The second plan is to help businesses – not with aid packages but rather with advice. They should go reconsider green transition plans and how to keep running without gas. Other topics that were mentioned were job preservation, cyber security, how to deal with the sanctions, and how to welcome the Ukrainians who come here and want a job.
Rise in unemployment
Hummelgaard noted that Denmark has set an employment record for the ninth month in a row. Unfortunately, the unemployment rate should rise again because of this new crisis.
The minister praises employers for their goodwill so far, but stresses that the coming period will not be easy. “There will be Ukrainians who speak neither Danish nor English and who come here with war trauma,” he says.
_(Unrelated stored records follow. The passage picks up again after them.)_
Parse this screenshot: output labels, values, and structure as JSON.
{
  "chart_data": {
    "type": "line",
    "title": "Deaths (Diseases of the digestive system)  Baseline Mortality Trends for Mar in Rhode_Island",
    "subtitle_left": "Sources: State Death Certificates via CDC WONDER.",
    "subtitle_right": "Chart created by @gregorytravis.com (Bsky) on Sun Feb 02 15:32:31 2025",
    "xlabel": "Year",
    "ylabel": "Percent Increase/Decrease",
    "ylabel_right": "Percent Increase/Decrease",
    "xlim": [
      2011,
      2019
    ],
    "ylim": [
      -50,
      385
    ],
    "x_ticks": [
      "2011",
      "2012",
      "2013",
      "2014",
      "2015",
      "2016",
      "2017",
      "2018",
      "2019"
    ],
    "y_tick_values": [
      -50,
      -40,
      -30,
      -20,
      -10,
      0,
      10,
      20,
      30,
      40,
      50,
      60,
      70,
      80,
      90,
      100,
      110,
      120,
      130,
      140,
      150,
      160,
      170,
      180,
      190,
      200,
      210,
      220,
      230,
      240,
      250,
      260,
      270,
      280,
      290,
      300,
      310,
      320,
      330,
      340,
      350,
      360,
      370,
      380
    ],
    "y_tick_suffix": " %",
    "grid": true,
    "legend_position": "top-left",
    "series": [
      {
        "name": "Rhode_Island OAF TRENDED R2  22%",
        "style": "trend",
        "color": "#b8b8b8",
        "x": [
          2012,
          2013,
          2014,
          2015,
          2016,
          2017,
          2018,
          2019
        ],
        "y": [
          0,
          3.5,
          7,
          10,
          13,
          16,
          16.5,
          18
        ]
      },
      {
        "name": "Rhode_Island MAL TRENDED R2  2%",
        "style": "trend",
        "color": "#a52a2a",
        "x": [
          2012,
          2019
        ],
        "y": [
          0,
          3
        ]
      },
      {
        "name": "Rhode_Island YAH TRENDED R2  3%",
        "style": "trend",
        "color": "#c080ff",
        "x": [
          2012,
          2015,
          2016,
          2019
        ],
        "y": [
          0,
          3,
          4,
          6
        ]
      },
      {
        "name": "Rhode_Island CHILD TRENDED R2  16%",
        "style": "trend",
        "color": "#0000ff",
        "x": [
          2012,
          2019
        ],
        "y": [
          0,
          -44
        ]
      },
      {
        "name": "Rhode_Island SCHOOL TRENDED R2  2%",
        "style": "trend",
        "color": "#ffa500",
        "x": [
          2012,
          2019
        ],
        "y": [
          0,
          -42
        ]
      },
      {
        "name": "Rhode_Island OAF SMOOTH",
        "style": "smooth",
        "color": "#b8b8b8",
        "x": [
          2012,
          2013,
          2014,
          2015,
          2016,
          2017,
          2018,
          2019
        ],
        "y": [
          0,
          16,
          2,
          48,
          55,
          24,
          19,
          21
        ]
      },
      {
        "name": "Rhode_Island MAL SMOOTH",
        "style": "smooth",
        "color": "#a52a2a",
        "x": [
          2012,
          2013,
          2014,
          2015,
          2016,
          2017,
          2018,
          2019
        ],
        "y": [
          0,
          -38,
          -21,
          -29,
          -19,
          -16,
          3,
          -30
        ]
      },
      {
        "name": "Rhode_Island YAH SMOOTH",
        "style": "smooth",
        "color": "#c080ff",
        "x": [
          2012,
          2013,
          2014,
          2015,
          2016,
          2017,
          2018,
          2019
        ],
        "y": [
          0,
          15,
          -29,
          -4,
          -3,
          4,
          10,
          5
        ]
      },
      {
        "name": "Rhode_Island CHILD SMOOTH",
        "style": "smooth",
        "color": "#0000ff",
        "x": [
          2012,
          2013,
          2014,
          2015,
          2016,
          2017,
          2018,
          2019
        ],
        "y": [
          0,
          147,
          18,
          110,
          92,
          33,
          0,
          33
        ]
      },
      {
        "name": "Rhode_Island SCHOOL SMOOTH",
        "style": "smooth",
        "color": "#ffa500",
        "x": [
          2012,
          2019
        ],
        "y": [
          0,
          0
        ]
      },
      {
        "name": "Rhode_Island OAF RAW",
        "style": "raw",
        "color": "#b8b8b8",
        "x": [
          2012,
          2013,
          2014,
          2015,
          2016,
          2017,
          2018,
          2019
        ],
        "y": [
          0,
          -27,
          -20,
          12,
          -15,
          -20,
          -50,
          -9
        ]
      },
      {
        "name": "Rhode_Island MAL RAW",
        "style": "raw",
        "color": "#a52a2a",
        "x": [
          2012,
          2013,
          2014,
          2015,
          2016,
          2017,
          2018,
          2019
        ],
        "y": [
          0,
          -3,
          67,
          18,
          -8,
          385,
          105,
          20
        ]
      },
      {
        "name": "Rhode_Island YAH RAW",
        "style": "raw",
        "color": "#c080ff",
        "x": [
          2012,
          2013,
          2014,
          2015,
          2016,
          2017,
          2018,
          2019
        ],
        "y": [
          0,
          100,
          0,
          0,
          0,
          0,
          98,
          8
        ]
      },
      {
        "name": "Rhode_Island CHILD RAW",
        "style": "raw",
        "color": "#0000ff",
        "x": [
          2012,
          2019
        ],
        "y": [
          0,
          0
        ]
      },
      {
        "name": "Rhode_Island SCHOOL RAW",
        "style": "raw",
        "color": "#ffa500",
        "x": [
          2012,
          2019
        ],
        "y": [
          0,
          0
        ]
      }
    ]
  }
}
Also, the government has no plans to postpone working reforms, which is supposed to help businesses short of employees. Part of the agreement was a lower monetary limit for foreign workers for a temporary period of two years, but it does not look like the blue bloc supports this, so it is doubtful it will be passed.
The other scenarios
With the mild scenario – really the best-case scenario – a rapid deceleration of energy prices would take place, and sanctions against Russia would stay unchanged. Activity levels would remain lower in 2023 than previously expected. Growth is accordingly expected to be 2.2 percent in 2022.
In the medium scenario, the Danish economy would be noticeably affected by lower growth in export markets and higher energy prices. GDP growth in 2022 would fall by about 1.25 percentage points and inflation rise by about 2.5 percentage points. In this scenario, the foreseen growth would be 1.6 percent this year.